The increased detection of early non-small cell lung cancers (NSCLCs) by a larger use of CT scan, associated to the increasing use of lung cancer screening, has allowed many surgeons to consider treatment of small peripheral lesions with intentional limited resection, which has gained much interest even in patients with low surgical risk. NLST had shown an advantage of screening in reducing lung cancer mortality. Recently, presentation of NELSON trial data confirmed the benefit of low-dose chest CT screening in terms of survival in lung cancer. The use of screening in clinical practice will shortly be able to diagnose small lung cancers. 

The radical treatment of lung cancer has always been considered lobectomy, however, the new evidence for small and indolent tumors has reopened the question on the extent of pulmonary resection. For some tumors segmentectomy could represent a radical treatment, but with an advantage in terms of post-operative respiratory function.
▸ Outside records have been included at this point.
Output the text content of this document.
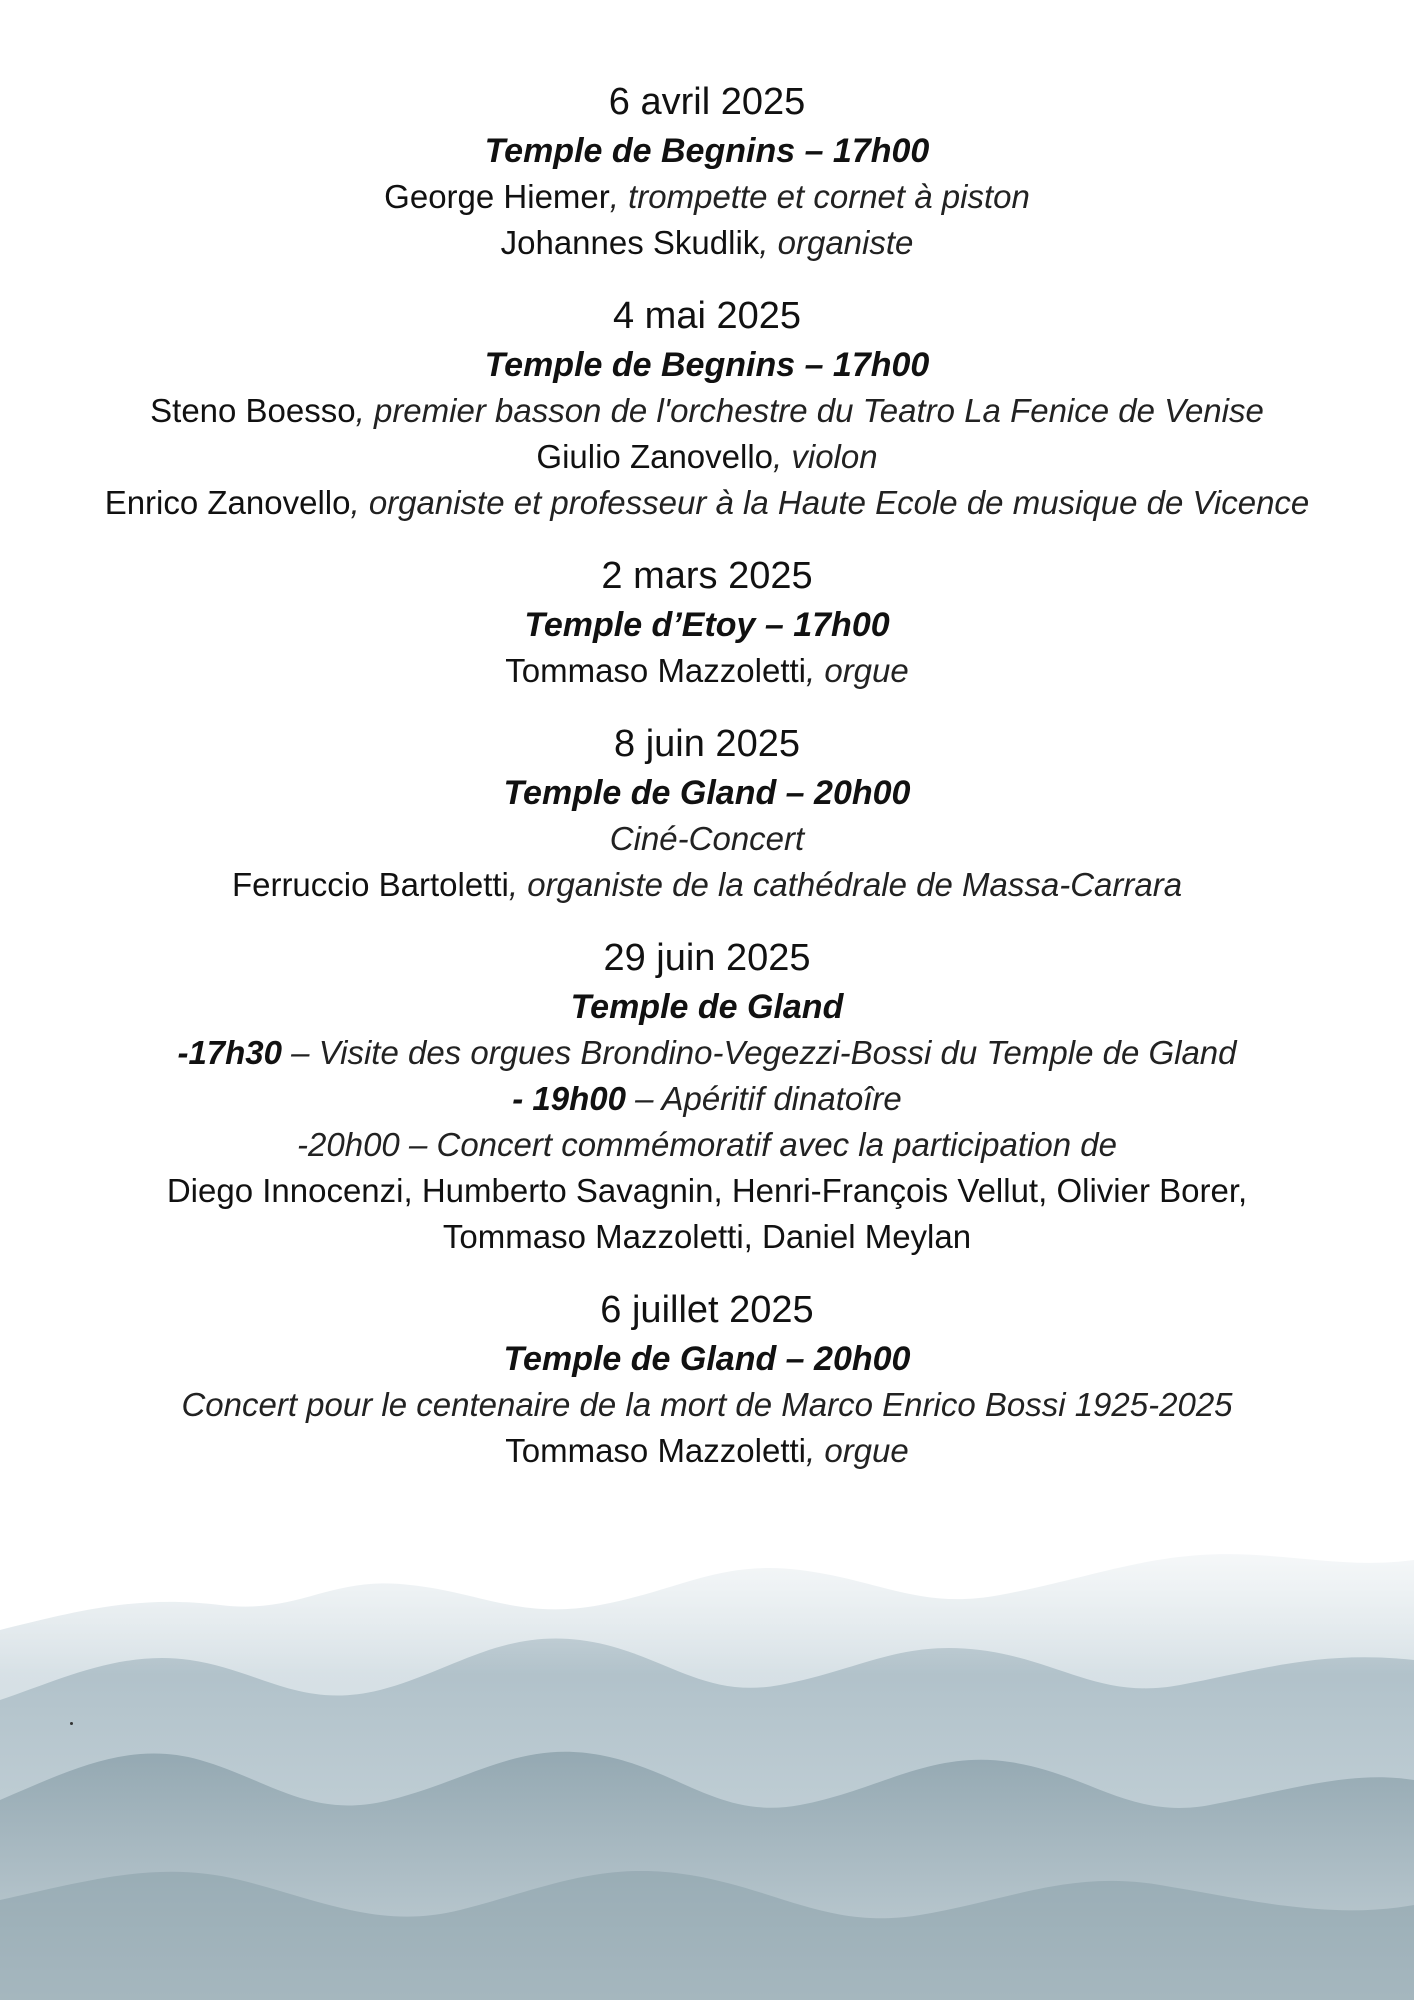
6 avril 2025
Temple de Begnins – 17h00
George Hiemer, trompette et cornet à piston
Johannes Skudlik, organiste
4 mai 2025
Temple de Begnins – 17h00
Steno Boesso, premier basson de l'orchestre du Teatro La Fenice de Venise
Giulio Zanovello, violon
Enrico Zanovello, organiste et professeur à la Haute Ecole de musique de Vicence
2 mars 2025
Temple d’Etoy – 17h00
Tommaso Mazzoletti, orgue
8 juin 2025
Temple de Gland – 20h00
Ciné-Concert
Ferruccio Bartoletti, organiste de la cathédrale de Massa-Carrara
29 juin 2025
Temple de Gland
-17h30 – Visite des orgues Brondino-Vegezzi-Bossi du Temple de Gland
- 19h00 – Apéritif dinatoîre
-20h00 – Concert commémoratif avec la participation de
Diego Innocenzi, Humberto Savagnin, Henri-François Vellut, Olivier Borer,
Tommaso Mazzoletti, Daniel Meylan
6 juillet 2025
Temple de Gland – 20h00
Concert pour le centenaire de la mort de Marco Enrico Bossi 1925-2025
Tommaso Mazzoletti, orgue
The minimally invasive approach to lung surgery has many benefits that have been widely reported. Robotic-assisted thoracoscopic surgery, similar to video-assisted thoracoscopic surgery (VATS), offers several advantages in lung cancer, including improved visualization and more precise instrument manipulation. Minimally invasive segmentectomy combines two beneficial aspects: first, the decreased surgical insult to the patient; second, the concept of “lung-sparing surgery”, especially for those patients with reduced lung function. A review of the literature about segmentectomies with related advantages and controversies related to this surgical practice is also reported.